I knew this friend in Minneapolis. He came to some of the five-day intensives my biz partner and I offered in the eighties. And he occasionally helped me out with some childcare. Katie liked him and was glad when he would pick her up from her great AfterCare program at the YWCA. then he'd either take her to his house, which was a cornucopia of delights for any child of any age or else take her to our house. And he would buy her sme frozen yogurt at the corner of Lake and Hennepin.
I remember so well how good it felt knowiong my little girl was in such sweet, loving hands.

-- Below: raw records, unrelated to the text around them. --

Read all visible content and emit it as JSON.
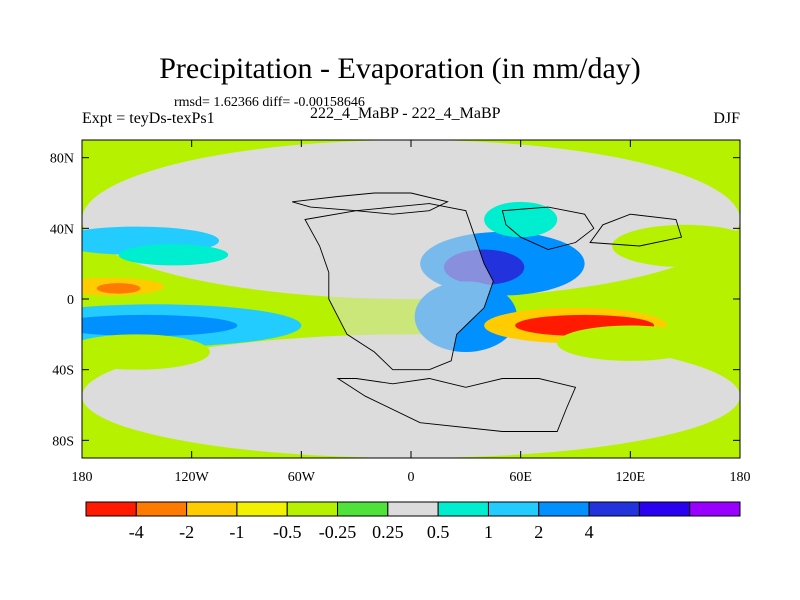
{
  "title": "Precipitation - Evaporation (in mm/day)",
  "stats": "rmsd= 1.62366 diff= -0.00158646",
  "expt_label": "Expt = teyDs-texPs1",
  "expt_name": "222_4_MaBP - 222_4_MaBP",
  "season": "DJF",
  "chart_data": {
    "type": "heatmap",
    "title": "Precipitation - Evaporation (in mm/day)",
    "xlabel": "",
    "ylabel": "",
    "x_axis": {
      "range": [
        -180,
        180
      ],
      "ticks": [
        -180,
        -120,
        -60,
        0,
        60,
        120,
        180
      ],
      "tick_labels": [
        "180",
        "120W",
        "60W",
        "0",
        "60E",
        "120E",
        "180"
      ]
    },
    "y_axis": {
      "range": [
        -90,
        90
      ],
      "ticks": [
        80,
        40,
        0,
        -40,
        -80
      ],
      "tick_labels": [
        "80N",
        "40N",
        "0",
        "40S",
        "80S"
      ]
    },
    "colorbar": {
      "colors": [
        "#ff1a00",
        "#ff7a00",
        "#ffcc00",
        "#f2f200",
        "#b6f200",
        "#4fe23a",
        "#dcdcdc",
        "#00eed0",
        "#22ccff",
        "#0090ff",
        "#2233dd",
        "#2a00f0",
        "#9a00ff"
      ],
      "labels": [
        "-4",
        "-2",
        "-1",
        "-0.5",
        "-0.25",
        "0.25",
        "0.5",
        "1",
        "2",
        "4"
      ],
      "levels": [
        -4,
        -2,
        -1,
        -0.5,
        -0.25,
        0.25,
        0.5,
        1,
        2,
        4
      ]
    },
    "field_features": [
      {
        "lon": 0,
        "lat": 45,
        "rx": 180,
        "ry": 45,
        "value": 0.3
      },
      {
        "lon": 0,
        "lat": -55,
        "rx": 180,
        "ry": 35,
        "value": 0.3
      },
      {
        "lon": -150,
        "lat": 33,
        "rx": 45,
        "ry": 8,
        "value": 1.5
      },
      {
        "lon": -130,
        "lat": 25,
        "rx": 30,
        "ry": 6,
        "value": 0.6
      },
      {
        "lon": -160,
        "lat": 0,
        "rx": 40,
        "ry": 10,
        "value": -0.3
      },
      {
        "lon": -165,
        "lat": 7,
        "rx": 30,
        "ry": 5,
        "value": -1.5
      },
      {
        "lon": -160,
        "lat": 6,
        "rx": 12,
        "ry": 3,
        "value": -3
      },
      {
        "lon": -140,
        "lat": -15,
        "rx": 80,
        "ry": 12,
        "value": 1.0
      },
      {
        "lon": -145,
        "lat": -15,
        "rx": 50,
        "ry": 6,
        "value": 3.0
      },
      {
        "lon": -150,
        "lat": -30,
        "rx": 40,
        "ry": 10,
        "value": -0.4
      },
      {
        "lon": 50,
        "lat": 20,
        "rx": 45,
        "ry": 18,
        "value": 2.5
      },
      {
        "lon": 40,
        "lat": 18,
        "rx": 22,
        "ry": 10,
        "value": 6.0
      },
      {
        "lon": 30,
        "lat": -10,
        "rx": 28,
        "ry": 20,
        "value": 3.0
      },
      {
        "lon": 90,
        "lat": -15,
        "rx": 50,
        "ry": 10,
        "value": -1.5
      },
      {
        "lon": 95,
        "lat": -15,
        "rx": 38,
        "ry": 6,
        "value": -4.5
      },
      {
        "lon": 120,
        "lat": -25,
        "rx": 40,
        "ry": 10,
        "value": -0.4
      },
      {
        "lon": 150,
        "lat": 30,
        "rx": 40,
        "ry": 12,
        "value": -0.4
      },
      {
        "lon": 60,
        "lat": 45,
        "rx": 20,
        "ry": 10,
        "value": 0.6
      }
    ]
  }
}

And Craig, the friend I am writng about, hit it off with my mom. Not many hit it off with my challenging mom although my mom regularly said that as an artist, she felt she had much in common with 'the gays'. My baby bro is gay and mom lived with him and his partner for many years and she often voiced that lunkheaded line about how, as an artist, she had a special connection to gays. My bro and his long-gone, longtime life partner (he's dead but they broke up before he died. . . ). Craig was in the Minneapolis Gay Men's Chorus. He invited my mom to come see his Christmas show and she made a special trip to Minneapolis to see that show. She visited us regularly and Katie and I were not her only kin in the area. My mom's parents grew up in Minnesota and mom (and me, I guess) till have lots of blood kin in MN. In the early days of mom's clan, there was no birth control and always big families. Thirteen kids. Nine kids. And then they all had kids so the list of relatives neverending.

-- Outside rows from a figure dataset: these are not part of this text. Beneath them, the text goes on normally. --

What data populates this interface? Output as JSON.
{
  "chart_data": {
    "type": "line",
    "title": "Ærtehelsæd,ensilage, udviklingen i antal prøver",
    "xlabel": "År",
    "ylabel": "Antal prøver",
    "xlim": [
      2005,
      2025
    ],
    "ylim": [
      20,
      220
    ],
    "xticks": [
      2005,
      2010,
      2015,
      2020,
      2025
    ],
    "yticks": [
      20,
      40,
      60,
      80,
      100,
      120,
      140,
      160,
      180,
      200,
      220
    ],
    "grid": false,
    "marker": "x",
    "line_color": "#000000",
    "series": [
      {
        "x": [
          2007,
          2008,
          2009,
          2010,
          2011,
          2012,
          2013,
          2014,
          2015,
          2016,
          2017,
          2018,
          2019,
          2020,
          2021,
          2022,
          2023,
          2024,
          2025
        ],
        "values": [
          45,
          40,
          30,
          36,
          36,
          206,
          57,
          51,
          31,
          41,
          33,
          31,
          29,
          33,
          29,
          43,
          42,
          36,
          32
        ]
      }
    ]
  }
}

But that one time mom came to see Craig. When I ased her why she made a special trip just for one gay men's chorus show, she repeted her grating line about as an artist, she had much in common with 'the gays' but she also said, and no one who knew him, or knows him, would ever deny this, Craig is a sweet peach.
So his mom must be a super sweet lady if she raised such a sweetie.

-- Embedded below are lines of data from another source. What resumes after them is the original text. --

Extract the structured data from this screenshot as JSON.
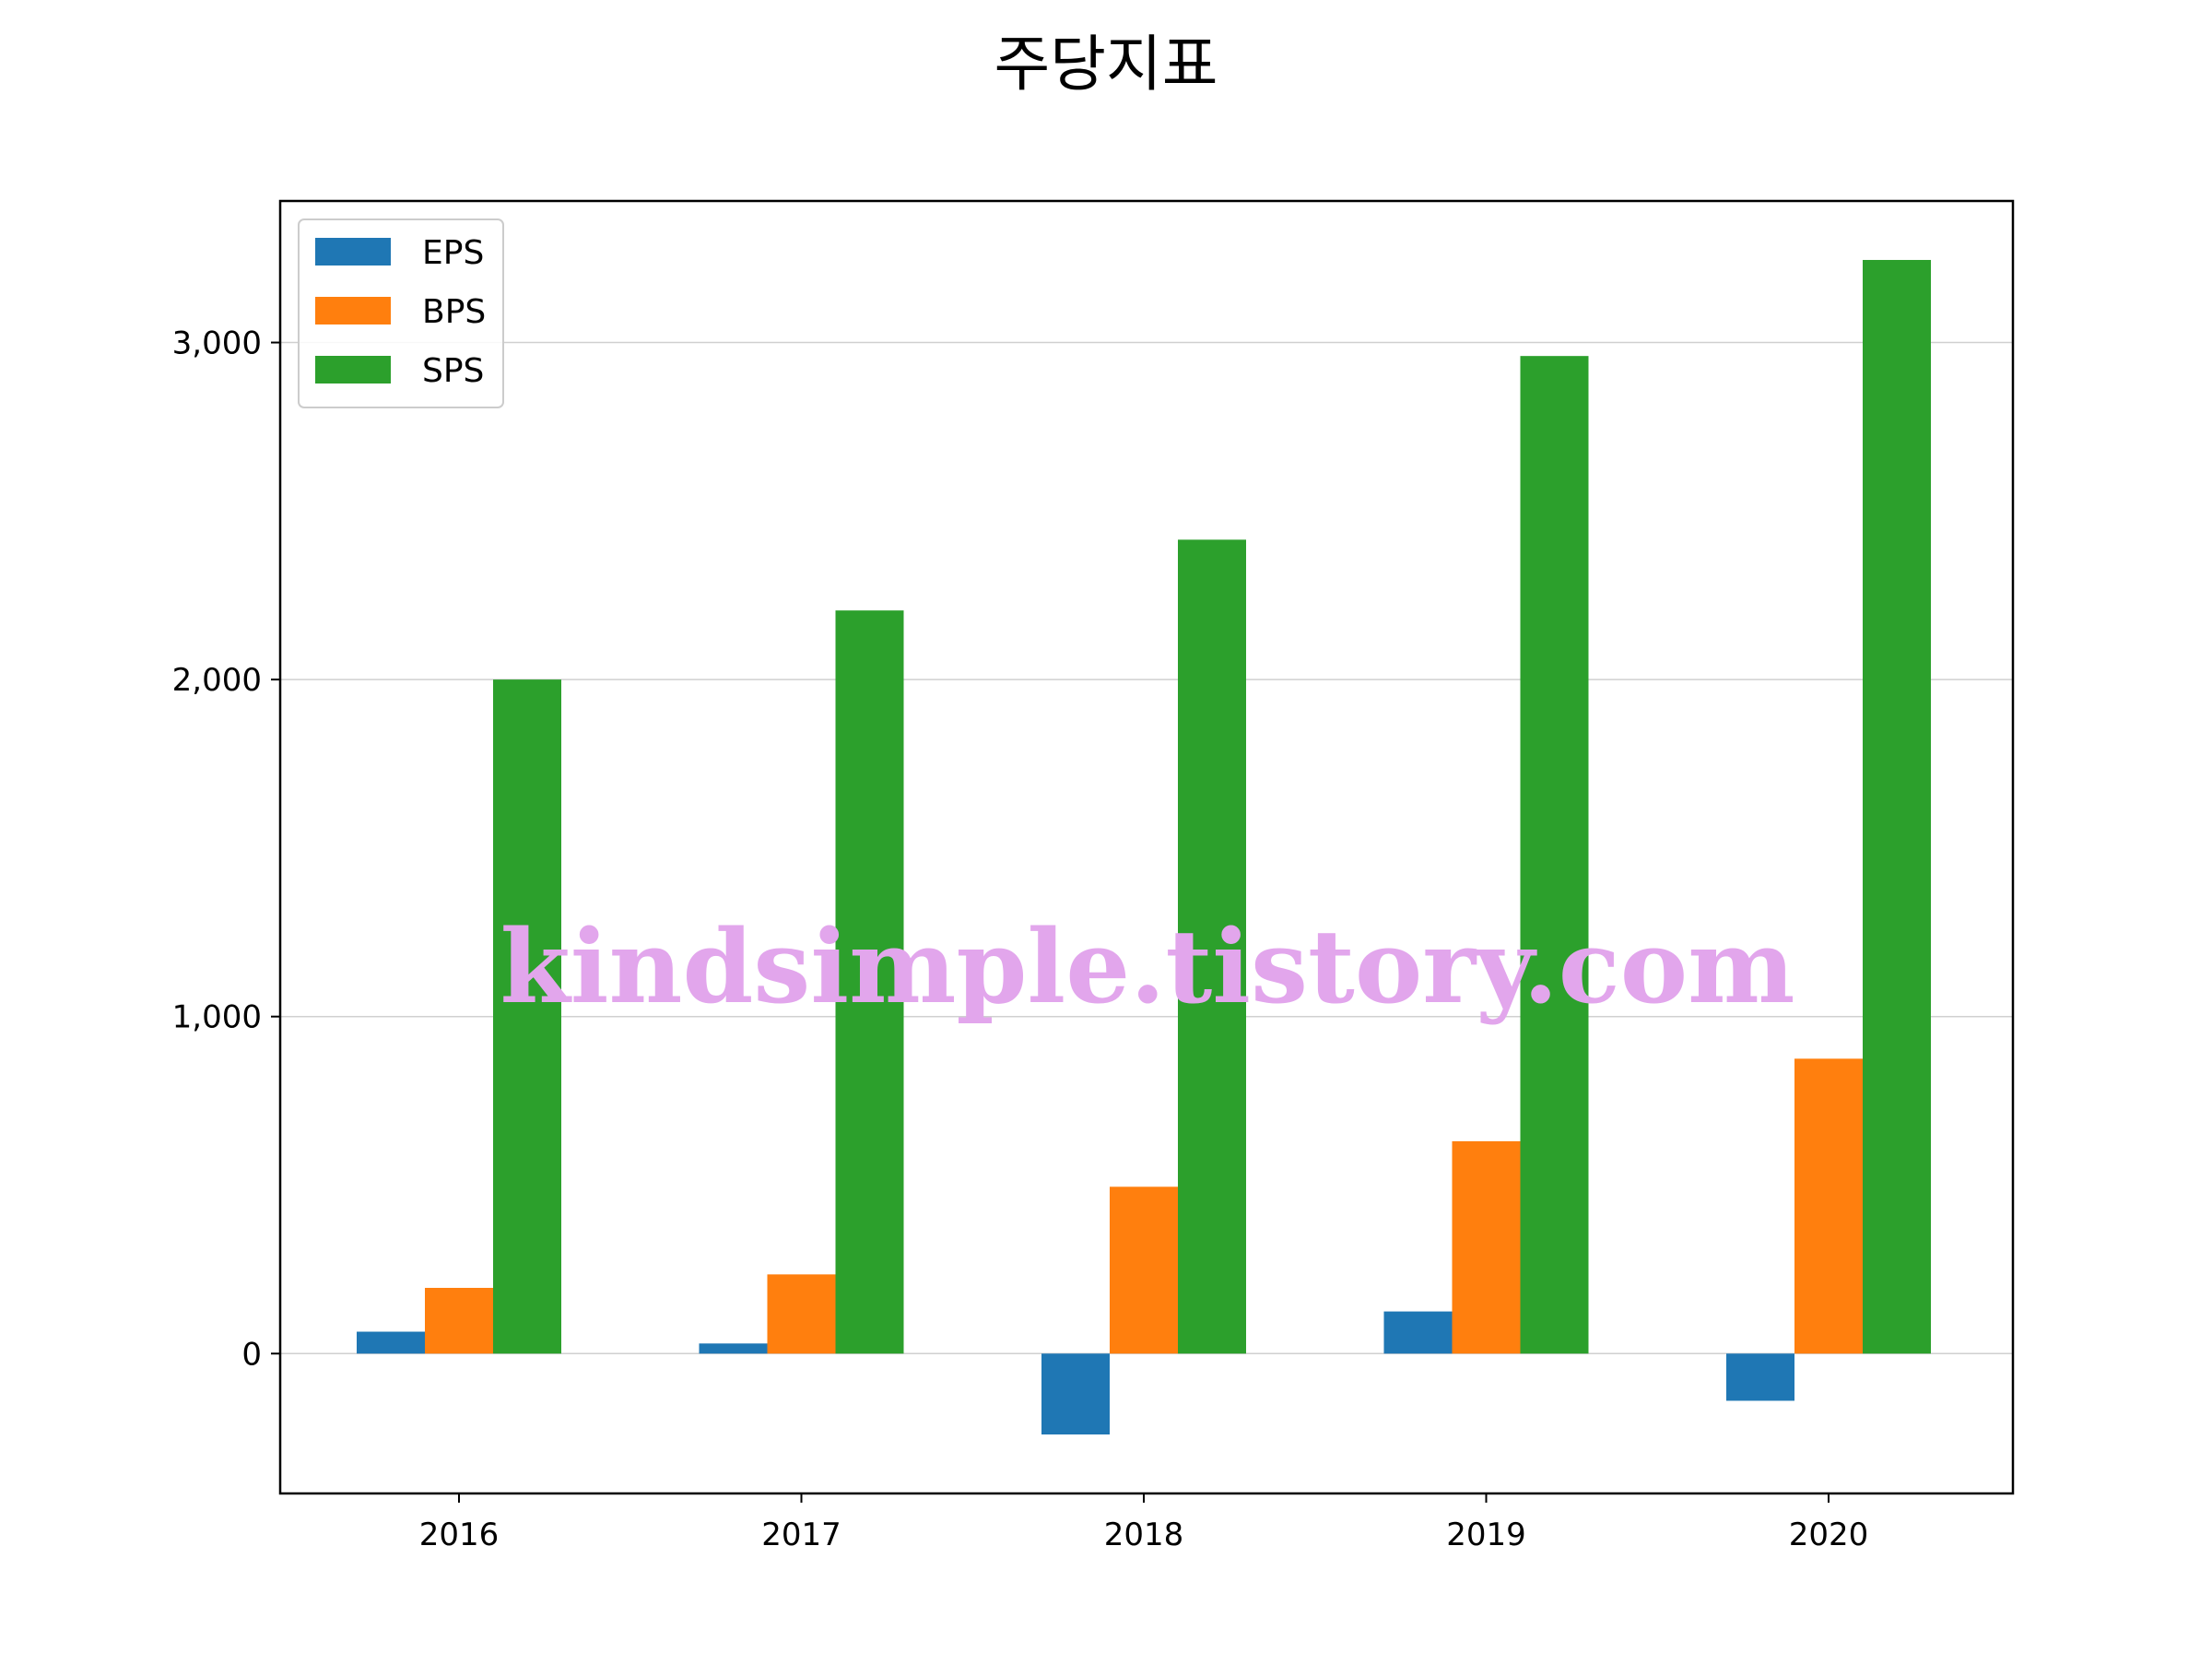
{
  "chart_data": {
    "type": "bar",
    "title": "주당지표",
    "xlabel": "",
    "ylabel": "",
    "categories": [
      "2016",
      "2017",
      "2018",
      "2019",
      "2020"
    ],
    "series": [
      {
        "name": "EPS",
        "color": "#1f77b4",
        "values": [
          65,
          30,
          -240,
          125,
          -140
        ]
      },
      {
        "name": "BPS",
        "color": "#ff7f0e",
        "values": [
          195,
          235,
          495,
          630,
          875
        ]
      },
      {
        "name": "SPS",
        "color": "#2ca02c",
        "values": [
          2000,
          2205,
          2415,
          2960,
          3245
        ]
      }
    ],
    "ylim": [
      -415,
      3420
    ],
    "yticks": [
      0,
      1000,
      2000,
      3000
    ],
    "ytick_labels": [
      "0",
      "1,000",
      "2,000",
      "3,000"
    ],
    "grid": "y",
    "legend_position": "top-left"
  },
  "watermark": "kindsimple.tistory.com"
}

I wonder if my Ktie remembers Craig. I also wonder if she has any appreciationo for the intereting parade of humans we shared our lives with. No suburban vanilla for me. I think she longed for upscale, suburban vanilla but, geez, how many people does she know ever had a deformed dwarf named Cheryl as her babysitter? And does it ever cross her mind that by exposing her to the wide range of humans that I did that I was opening her world in ways few children get.
I love this Auden poem. Maybe Katie will read it when she learns I have died. Although how would she learn of my death? No one in my life now even knows her name. Everyone knows I have a daughter who shuns me named Katie but no one I know knows her last name. Why would they?